Brown, A. M., & Roshanravan, B. (2019). Electrolyte Disturbances in Chronic Kidney Disease:
Causes, Clinical Significance, and Management. Journal of Nephrology, 32(2), 191-202.
Gupta, V., & Gupta, A. (2022). Electrolyte imbalance: An overview. Journal of Clinical and
Diagnostic Research, 16(4), ZC01-ZC05.
King, S., Chow, C. K., & Eberhard, J. (2022). Oral health and cardiometabolic disease:
understanding the relationship. Internal medicine journal, 52(2), 198–205.

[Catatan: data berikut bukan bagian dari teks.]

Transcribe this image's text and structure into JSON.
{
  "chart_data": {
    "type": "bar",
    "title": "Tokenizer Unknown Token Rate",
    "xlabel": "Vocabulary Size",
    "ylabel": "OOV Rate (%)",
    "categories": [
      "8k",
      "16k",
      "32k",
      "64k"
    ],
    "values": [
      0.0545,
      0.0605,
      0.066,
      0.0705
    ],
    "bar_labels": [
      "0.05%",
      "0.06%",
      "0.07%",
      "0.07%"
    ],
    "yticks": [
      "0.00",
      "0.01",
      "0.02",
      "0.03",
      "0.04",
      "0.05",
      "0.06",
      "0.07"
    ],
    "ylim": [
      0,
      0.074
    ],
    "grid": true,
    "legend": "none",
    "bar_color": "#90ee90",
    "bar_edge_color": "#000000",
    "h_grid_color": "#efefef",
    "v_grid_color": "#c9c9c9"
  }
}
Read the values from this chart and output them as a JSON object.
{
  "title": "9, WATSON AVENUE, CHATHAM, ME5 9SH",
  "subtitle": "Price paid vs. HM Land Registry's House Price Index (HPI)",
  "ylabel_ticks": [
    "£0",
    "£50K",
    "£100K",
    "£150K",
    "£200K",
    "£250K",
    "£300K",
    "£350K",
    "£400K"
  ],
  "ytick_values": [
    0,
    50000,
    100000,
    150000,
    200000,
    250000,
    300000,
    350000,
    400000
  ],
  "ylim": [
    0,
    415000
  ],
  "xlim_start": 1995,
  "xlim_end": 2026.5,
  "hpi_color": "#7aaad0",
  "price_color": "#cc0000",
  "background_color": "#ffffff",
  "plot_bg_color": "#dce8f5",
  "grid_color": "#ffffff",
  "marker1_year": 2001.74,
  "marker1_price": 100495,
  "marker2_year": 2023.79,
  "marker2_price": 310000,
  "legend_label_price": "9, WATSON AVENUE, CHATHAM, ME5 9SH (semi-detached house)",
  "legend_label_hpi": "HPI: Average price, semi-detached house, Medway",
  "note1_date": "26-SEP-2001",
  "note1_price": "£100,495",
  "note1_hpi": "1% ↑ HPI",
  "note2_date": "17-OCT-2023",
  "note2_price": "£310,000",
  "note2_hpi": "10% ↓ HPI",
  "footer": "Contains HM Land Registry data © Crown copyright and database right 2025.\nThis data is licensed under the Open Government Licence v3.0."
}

https://doi.org/10.1111/imj.15685
Somerville, R. J., & Campos, J. (2021). Cooperativity in Transition Metal Tetrylene Complexes.
European journal of inorganic chemistry, 2021(34), 3488–3498.
Shrimanker I, Bhattarai S. Electrolytes. (2023). In: StatPearls [Internet]. Treasure Island (FL):
StatPearls Publishing; 2023 Jan-. Available from:
https://www.ncbi.nlm.nih.gov/books/NBK541123/
Kear, T.M. (2017). Fluid and electrolyte management across the age continuum.